-
Notifications
You must be signed in to change notification settings - Fork 22
Delta compression
Delta compression (eg by librsync) would be a way to avoid transmitting redundant data:
- similar or identical contents between different files in one version
- similar content between different versions of the same file
- renamed files
Why?
-
Storing data has a dollar cost.
-
All else being equal, if you write less data when making a backup, it will complete more quickly.
-
Storing data may have an opportunity cost: more compact storage may allow you to store more versions in a particular amount of space.
-
Binary deltas may be a cheap way to detect file renames or copies even when overlapping with modifications.
However there are counterarguments. Many of these show up in Duplicity in an extreme form since it computes one binary delta across all files.
-
Computing the delta requires reading some information about what's already stored, which tends to make the backup slower. This may be compensated for by spending less time writing the resulting delta than storing the whole new file.
-
Similarly, retrieving any single file requires following the whole chain which is slower.
-
For many files, a binary delta will not be especially helpful: the file is too small to matter (text files) or it is completely rewritten when it changes (jpgs, compiled binaries). However there are important exceptions: files that grow at the end, databases that have only some files rewritten, etc.
-
Storing the data for one file version across multiple blocks in multiple chains tends to make the storage more fragile: more of it has to be present and correct to retrieve the file.
-
librsync uses probabilistic compression: there is a very small but non-zero chance of a collision in which case data will be irretrievably lost. Guarding against this at backup time would require reconstructing the previous version of the file (eg by applying all the deltas to date), and if you did this there would be no point in using librsync.
-
If we rely on keeping a local cache of what's on the server to get adequate speed for computing deltas, that is a point of fragility. The cache can be stale or wrong; clients can have bugs that depend on the cache state; performance can fall off if the cache misses.

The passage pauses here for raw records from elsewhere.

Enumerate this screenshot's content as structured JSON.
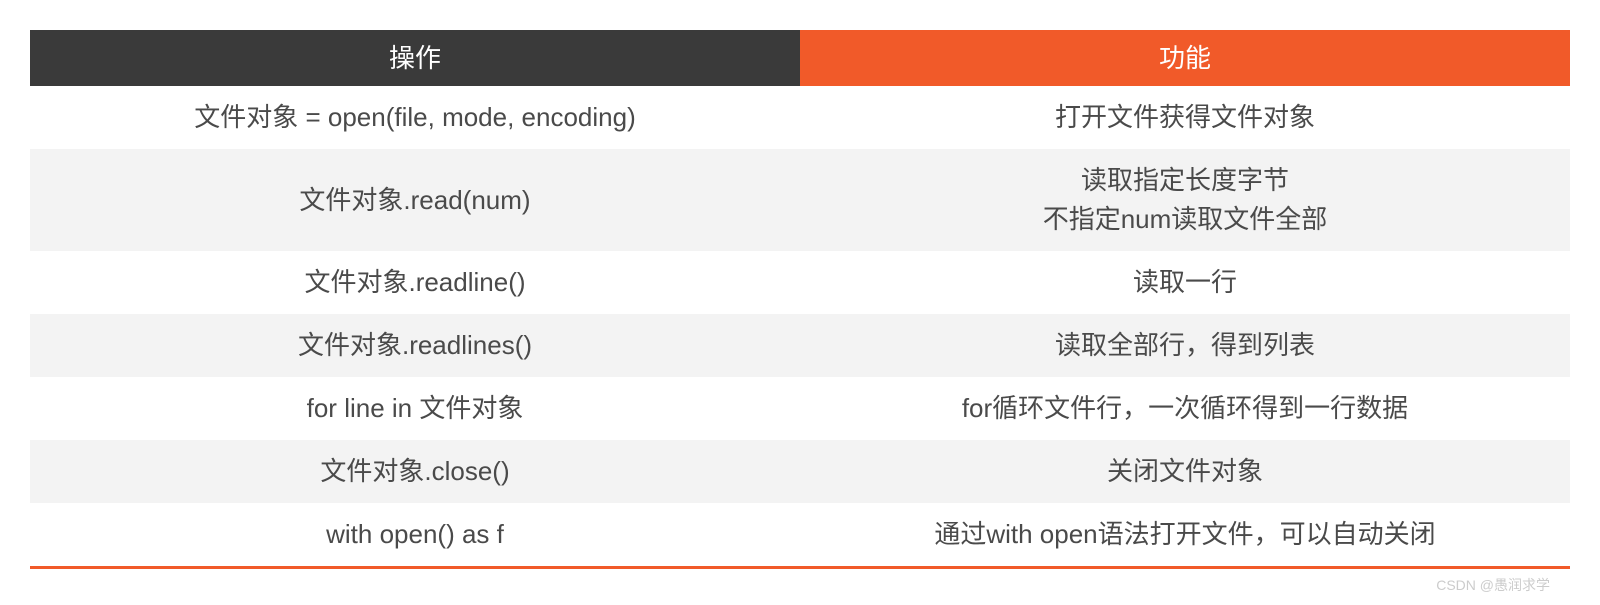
{
  "table": {
    "headers": {
      "left": "操作",
      "right": "功能"
    },
    "rows": [
      {
        "op": "文件对象 = open(file, mode, encoding)",
        "fn": "打开文件获得文件对象"
      },
      {
        "op": "文件对象.read(num)",
        "fn": "读取指定长度字节\n不指定num读取文件全部"
      },
      {
        "op": "文件对象.readline()",
        "fn": "读取一行"
      },
      {
        "op": "文件对象.readlines()",
        "fn": "读取全部行，得到列表"
      },
      {
        "op": "for line in 文件对象",
        "fn": "for循环文件行，一次循环得到一行数据"
      },
      {
        "op": "文件对象.close()",
        "fn": "关闭文件对象"
      },
      {
        "op": "with open() as f",
        "fn": "通过with open语法打开文件，可以自动关闭"
      }
    ]
  },
  "watermark": "CSDN @愚润求学"
}
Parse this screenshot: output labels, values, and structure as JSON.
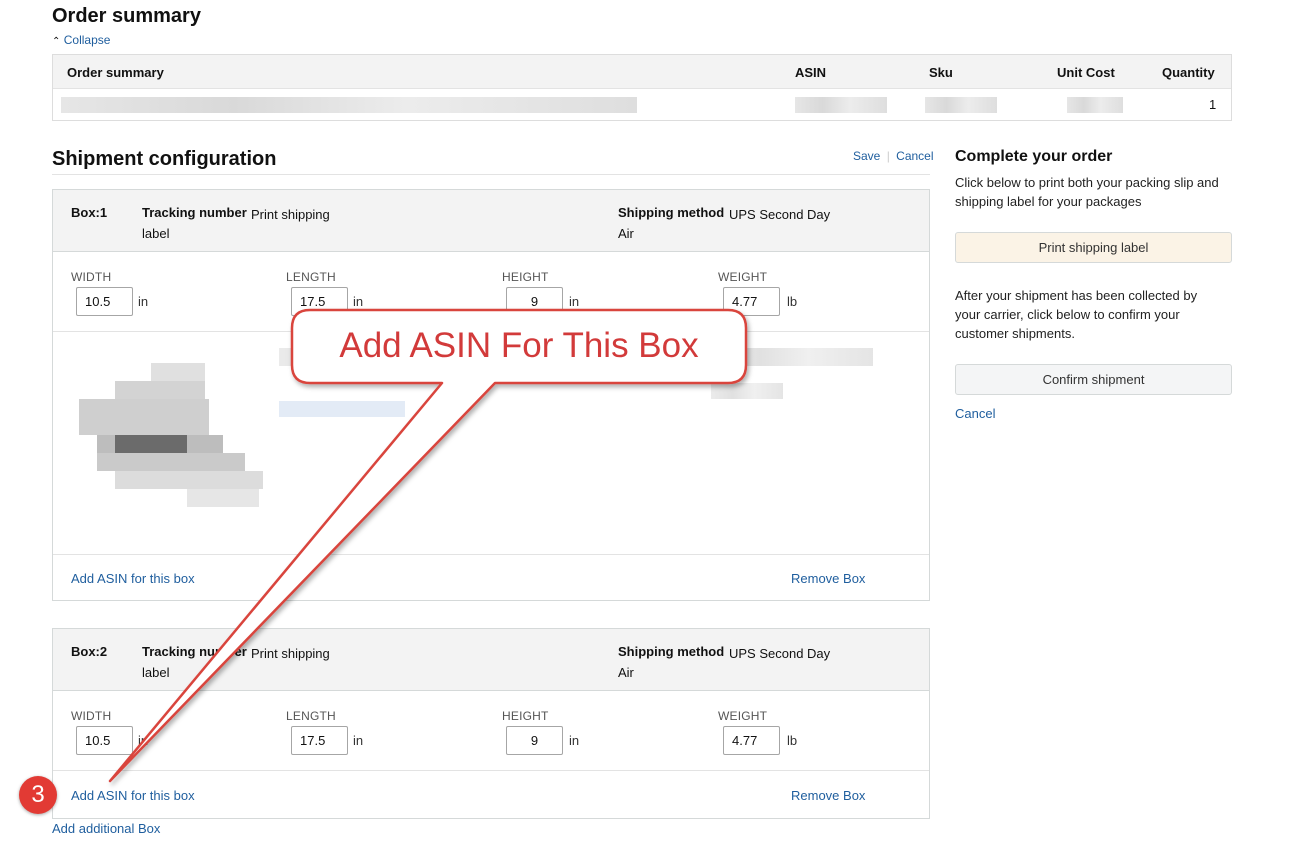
{
  "order_summary": {
    "title": "Order summary",
    "collapse_label": "Collapse",
    "columns": [
      "Order summary",
      "ASIN",
      "Sku",
      "Unit Cost",
      "Quantity"
    ],
    "row": {
      "quantity": "1"
    }
  },
  "shipment": {
    "title": "Shipment configuration",
    "save_label": "Save",
    "cancel_label": "Cancel",
    "tracking_label": "Tracking number",
    "tracking_value": "Print shipping label",
    "method_label": "Shipping method",
    "method_value": "UPS Second Day Air",
    "dim_labels": {
      "width": "WIDTH",
      "length": "LENGTH",
      "height": "HEIGHT",
      "weight": "WEIGHT"
    },
    "units": {
      "in": "in",
      "lb": "lb"
    },
    "add_asin_label": "Add ASIN for this box",
    "remove_box_label": "Remove Box",
    "add_box_label": "Add additional Box",
    "boxes": [
      {
        "label": "Box:1",
        "width": "10.5",
        "length": "17.5",
        "height": "9",
        "weight": "4.77"
      },
      {
        "label": "Box:2",
        "width": "10.5",
        "length": "17.5",
        "height": "9",
        "weight": "4.77"
      }
    ]
  },
  "complete": {
    "title": "Complete your order",
    "desc1": "Click below to print both your packing slip and shipping label for your packages",
    "print_label": "Print shipping label",
    "desc2": "After your shipment has been collected by your carrier, click below to confirm your customer shipments.",
    "confirm_label": "Confirm shipment",
    "cancel_label": "Cancel"
  },
  "annotation": {
    "callout_text": "Add ASIN For This Box",
    "step_number": "3"
  },
  "colors": {
    "link": "#1f5e9e",
    "annotation_red": "#d23a3a",
    "print_button_bg": "#fbf3e6",
    "confirm_button_bg": "#f4f5f6",
    "header_bg": "#f3f3f3"
  }
}
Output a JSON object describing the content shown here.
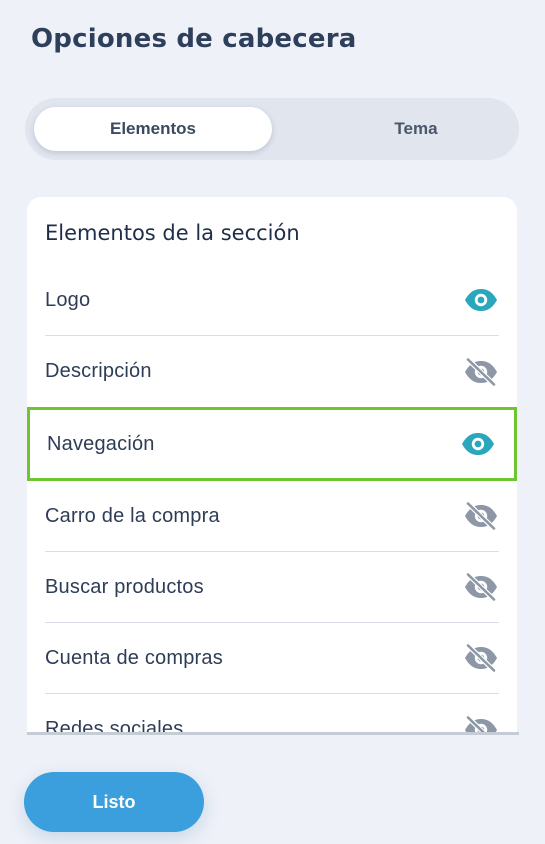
{
  "header": {
    "title": "Opciones de cabecera"
  },
  "tabs": [
    {
      "label": "Elementos",
      "active": true
    },
    {
      "label": "Tema",
      "active": false
    }
  ],
  "section": {
    "title": "Elementos de la sección",
    "items": [
      {
        "label": "Logo",
        "visible": true,
        "icon": "eye-icon"
      },
      {
        "label": "Descripción",
        "visible": false,
        "icon": "eye-off-icon"
      },
      {
        "label": "Navegación",
        "visible": true,
        "icon": "eye-icon",
        "highlighted": true
      },
      {
        "label": "Carro de la compra",
        "visible": false,
        "icon": "eye-off-icon"
      },
      {
        "label": "Buscar productos",
        "visible": false,
        "icon": "eye-off-icon"
      },
      {
        "label": "Cuenta de compras",
        "visible": false,
        "icon": "eye-off-icon"
      },
      {
        "label": "Redes sociales",
        "visible": false,
        "icon": "eye-off-icon"
      }
    ]
  },
  "footer": {
    "done_label": "Listo"
  },
  "colors": {
    "visible_icon": "#2aa6bd",
    "hidden_icon": "#8d97a6",
    "highlight_border": "#6ec52f",
    "primary_button": "#3a9fdc"
  }
}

These are apparently in tension with general goals for Conserve:
-
Keep things simple.
-
Optimize for the best chance of getting data back when it is needed, at any reasonable cost.
-
Maximize the chance that at least some data can be retrieved even if the backup is damaged due to Conserve bugs, problems in underlying systems, or external failures.
-
Make progress backing some files up in only a short run that doesn't have time to do anything proportional to the size of the whole filesystem.
-
Make storage and retrieval fast, including retrieval of just a subset of files.
For the first version and as a default it seems best just to do file-at-a-time lossless compression: simple, predictable performance, fast random access.
We can add some options:
-
Track renamed files by looking for identical hashes, and pointing back to a different name in the previous version.
-
File-at-a-time lossless binary delta: retrieve the old version, run xdelta, store the delta. Do this only for selected files, perhaps giving a filename glob and a minimum size. Retrieval is supposed to be fast: if there is a delta chain we need to read
n_levels * (band_footer + block_index + block)
. Overall this will be somewhat worse than reading the whole file from the server, but reading may be faster than writing, or may be parallelizable on a full duplex connection. Only actually store the delta if it's significantly smaller than the plain compressed version. -
File-at-a-time block matching compression: store signatures next to the block index. Probably also only do this for files whose size and name indicates it may be worthwhile. Small non-zero chance of a collision and loss. Faster than reading back the entire file and we only need to read one.
-
Look at multiple previous-version files (or current-version?), and run xdelta or librsync across them to find common data.